Karanlığın Günahı Olmaz isimli çalışmamız.

Bu arada kamp ateşini neden çok sevdiğimizi biraz daha somut anlatabilmek adına, kamp ateşimizin videosu da şuracıkta dursun bakalım... :)


  • Balık tutmak yasak diye birçok yazı okuduk fakat biz gittiğimizde balık tutanlar da vardı. Doğanın dengesini bozacak hareketlerden kaçınmanızı ve eğer yasaksa balık tutmamanızı rica ediyoruz. Eminiz ki o balıklar olmadan da hayatta kalabilirsiniz. :)
  • Biz Nisan ayında gittiğimizden hava çok ısınmamıştı. Gün içerisinde ben  üşümediğimi iddia etsem de, akşam üzeri hava oldukça serinledi. Biz gece üşümedik fakat ince bir uyku tulumu ile gitmiş olsaydık ya da tulum olmasaydı durum biraz sıkıntılı olabilirdi.
  • Lütfen etrafa çöp atmayın. Dolusunu taşımaya üşenmediğiniz yiyeceklerin boş kaplarını çöp konteynırına taşımaya erinmeyin! Hatta bizim yaptığımız gibi etraftaki çöpleri toplayıp, kamp ateşinizde yakmanız etrafınızdakilere güzel bir örnek bile olabilirsiniz. Bu kampta süper birşey oldu, biz etrafı temizlemeye başladıktan sonra yanımızdaki kamp yapan bir arkadaş grubu da bizden boş poşet istedi ve onlar da kendi etraflarını temizlemeye başladılar. Sonrasında onların yanındaki genç arkadaşlar da kendi çadırlarının etrafını temizlediler. Yarım saat içerisinde çevrenin ne kadar değiştiğine inanamazsınız.
Doğayı temiz tutma konusundaki bilincimizi olması gereken seviyeye çekmek için ülkece çok gelişmemiz gerekiyor. Bugün hala aracının camından dışarı çöp atan insanları görüyor olmak hakikaten çok utanç verici. Hele bir de yurtdışındaki insanların bu konudaki duyarlılığını gördükçe daha da sinirleniyorum. Başka bir ülkenin farkındalığını kıskanmak zorunda kalmak kulağa çok garip geliyor değil mi? Mutlaka duyanlarınız vardır ama İsveç'te 2016 yılında yeni bir spor/egzersiz ortaya çıktı... Plogging... Plogging, Erik Ahlström tarafından başlatılmış bir akım ve temelde İsveççe'de jogging ve yere atılan çöpleri toplamak anlamına gelen kelimelerin bir birleşimi. İnsanlar bir yandan egzersiz yaparken, bir yandan da egzersiz güzergahındaki çöpleri topluyor. Giderek yaygınlaşan bu akım beni hakikaten çok etkiledi. Şu an sadece kamp yaptığımız yerlerde temizlik yapabiliyorum fakat yakın bir zamanda özel olarak plogging yapmak da planlarım arasında var. Kim bilir, belki bu akım günün birinde bizim ülkemizde de yaygınlaşır! Plogging ile ilgili kısa bir videoyu aşağıda paylaşıyorum, Wikipedia linki için de buraya tıklayabilirsiniz.

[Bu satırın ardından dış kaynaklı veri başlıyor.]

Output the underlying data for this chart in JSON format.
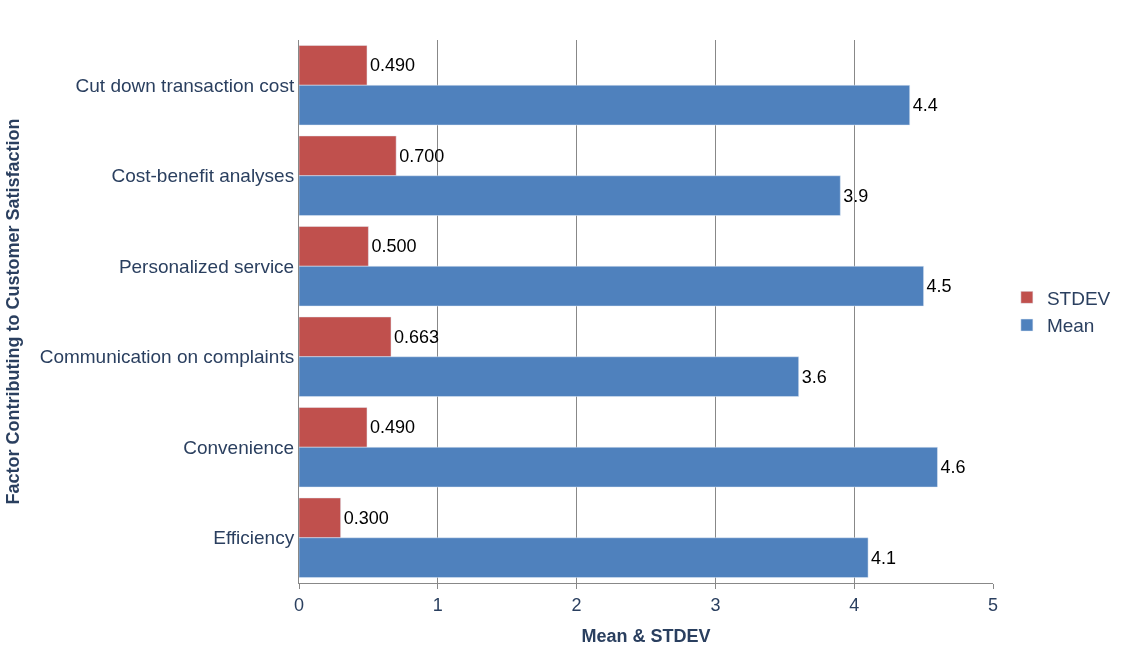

Göl etrafında yürüyüş yapılabilir. Aynı şekilde ormanın içerisinde de yürüyüş yapmak mümkün fakat biz özel bir trekking rotası göremedik. Armağan ile yakacak odun ararken çok fazla domuz izine rastladık. Daha doğrusu Armağan beni o yerdeki izlerin domuz izi olduğu konusunda aydınlattı. Halbuki cahillik en büyük mutluluktu. :) Ormanın derinliklerine girmemize rağmen domuz görmedik fakat yine de böyle bir risk olduğu ortada.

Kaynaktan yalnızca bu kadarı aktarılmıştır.